中学校の理科では「金属の性質」について学習しますが、磁石にくっつく金属の種類は知っていますか?
この記事では、「磁石にくっつく金属の種類」「ステンレスと磁石の関係」などについて解説しています。
それでは早速、「磁石にくっつく金属」について一緒に勉強していきましょう!
1. 磁石にくっつく金属
磁石にくっつく金属は「鉄(てつ)」「ニッケル」「コバルト」の3種類のみです。
金、銀、銅、アルミニウム、マグネシウムなどほとんどの金属は磁石にくっつきません。
「金属 = 磁石にくっつく」と思われがちですが、誤った情報なので、知識をアップデートしておきましょう!

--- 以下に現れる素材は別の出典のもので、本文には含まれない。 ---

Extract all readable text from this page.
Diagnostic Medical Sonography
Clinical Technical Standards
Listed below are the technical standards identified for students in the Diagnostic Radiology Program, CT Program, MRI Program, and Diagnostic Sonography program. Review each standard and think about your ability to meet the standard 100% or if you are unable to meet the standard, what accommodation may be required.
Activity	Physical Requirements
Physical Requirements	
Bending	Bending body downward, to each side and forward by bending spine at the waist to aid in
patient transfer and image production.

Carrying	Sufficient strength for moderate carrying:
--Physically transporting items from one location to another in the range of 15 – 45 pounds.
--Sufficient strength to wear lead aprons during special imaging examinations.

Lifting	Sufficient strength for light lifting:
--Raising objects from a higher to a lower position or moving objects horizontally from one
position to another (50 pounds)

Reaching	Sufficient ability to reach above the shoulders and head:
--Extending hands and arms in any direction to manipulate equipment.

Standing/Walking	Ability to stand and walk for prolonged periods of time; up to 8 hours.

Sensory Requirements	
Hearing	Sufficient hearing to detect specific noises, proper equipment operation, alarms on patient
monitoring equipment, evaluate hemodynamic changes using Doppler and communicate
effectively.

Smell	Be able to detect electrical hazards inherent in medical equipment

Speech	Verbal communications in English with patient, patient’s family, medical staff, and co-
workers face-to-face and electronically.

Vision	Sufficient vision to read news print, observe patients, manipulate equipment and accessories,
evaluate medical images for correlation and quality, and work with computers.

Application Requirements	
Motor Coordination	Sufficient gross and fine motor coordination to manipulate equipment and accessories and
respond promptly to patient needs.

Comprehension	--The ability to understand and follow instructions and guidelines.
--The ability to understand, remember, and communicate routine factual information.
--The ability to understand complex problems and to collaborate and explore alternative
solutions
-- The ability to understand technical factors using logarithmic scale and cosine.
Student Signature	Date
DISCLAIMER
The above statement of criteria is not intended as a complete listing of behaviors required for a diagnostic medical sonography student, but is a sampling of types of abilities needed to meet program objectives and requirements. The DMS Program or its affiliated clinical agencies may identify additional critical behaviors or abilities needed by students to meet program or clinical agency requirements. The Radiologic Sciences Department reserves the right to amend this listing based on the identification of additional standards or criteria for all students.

今回は、「磁石にくっつく金属」がテーマなので、「鉄(てつ)」「ニッケル」「コバルト」の3種類について詳しくみていきましょう!
① 鉄(てつ)
【基本情報】
原子番号:26
元素記号:Fe
分類:遷移金属
原子量:55.842
鉄は、皆さんもしご存じの通り、身近な色々なものに使われている金属です。
包丁、車、スプーンやフォークなど様々なものに含まれています。
よく利用されている鉄ですが、錆びやすいという欠点があるため、錆びにくくするために、炭素と鉄の合金の「鋼(はがね)」やクロムやニッケルと鉄の合金の「ステンレス」としてよく利用されます。
② ニッケル
【基本情報】
原子番号:28
元素記号:Ni
分類:遷移金属
原子量:58.69
ニッケルは銀白色の金属です。
ニッケルの単体は、磁石にくっつく性質があります。
単体で利用されることはあまりないですが、鉄やクロムとニッケルの合金の「ステンレス」や銅とニッケルの合金の「白銅」として利用されます。
白銅は、50円硬貨や100円硬貨、ナイフやフォーク、フルートなどの管楽器につかわれます。
また、ステンレスは洗濯機や冷蔵庫などの家電、食器、鍋、スプーンやフォーク、車、電車など様々なものに使われています。
③ コバルト
【基本情報】
原子番号:27
元素記号:Co
分類:遷移金属
原子量:58.93
コバルトは、銀白色の金属です。
コバルトも単体で使われることはあまりありませんが、合金や化合物としてよく利用されます。
コバルト合金は、高温でも摩耗しにくく、腐食しづらいため、飛行機のジェットエンジンやヘリコプターのガスタービン、航空機の表面のコーティング、人工関節などに使われています。
また、コバルトの化合物も様々な用途で使われています。
ガラスに「ケイ酸コバルト」をいれると、青色のコバルトガラスになります。
「アルミン酸コバルト」は、青色の顔料として、陶器の着色や絵の具として使われます。
「塩化コバルト(Ⅱ)」は、乾燥していると青紫色、湿気があると赤紫色になる特徴からシリカゲルに混ぜられます。
「コバルト酸リチウム」は、リチウムイオン二次電池に使われています。
2. ステンレスと磁石
ステンレスには、磁石につく種類とつかない種類があります。
磁石がくっつく・くっつかないの決め手はそのステンレスに「ニッケル」が含まれているかどうかです。
ニッケルは、単体では磁石にくっつきますが、鉄との合金になると、磁石にくっつくのを阻害する性質があります。
そのため、ニッケルが入ったステンレスは磁石にくっつきません。